European Commission figures suggest 80% of Mediterranean stocks and 47% of Atlantic stocks are overfished. The proposal voted in the Fisheries Committee contains clear and strong measures to tackle this problem.
“I am very relieved that we have now cleared this difficult hurdle. I expect that the plenary will confirm our vote in February. After that we will have a strong backing to start negotiations with the Council in order to get the reform signed and sealed” said Ulrike Rodust (S&D, DE), Parliament’s rapporteur on the fisheries reform..
Stop overfishing by ending discards…
Discards – fish thrown back, usually because they are of unwanted species or size – account for almost a quarter of total EU catches. Most of the discarded species die. To end this wasteful practice, MEPs voted to oblige fishing vessels to land all catches in accordance with a timeframe setting specific dates for different fisheries, starting from 2014.
Landed catches of fish that are undersized, for example, would be restricted to uses other than human consumption. Member States must make sure fishing vessels comply with the discard ban.
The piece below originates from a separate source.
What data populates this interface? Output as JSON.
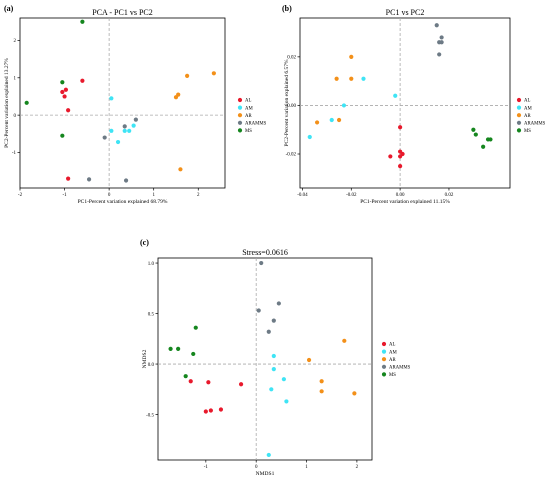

…and respect maximum sustainable yield
The maximum sustainable yield (MSY) is defined as the largest catch that can be safely taken year after year and which maintains the fish population size at maximum productivity. In today’s vote, MEPs sought to ensure that fish stocks will recover, by 2020 at the latest, to above levels that are capable of producing the MSY, and thereafter to maintain all recovered stocks at these levels. Ultimately this means more fish, better catches and, as a consequence, more jobs in the fishing industry.
Long-term planning instead of yearly quota-haggling
To achieve sustainability in fisheries, multi-annual fish stock management plans are now established as a priority. A longer term approach should bring greater predictability, and the fishing industry will be able to invest better and plan ahead. Multi-annual plans will be based on more reliable and accurate scientific data, which EU member states will be obliged to collect and make available.
The draft resolution on the Common Fisheries Policy was approved with 13 votes in favour, 10 against and 2 abstentions, and should be put to a plenary vote in February.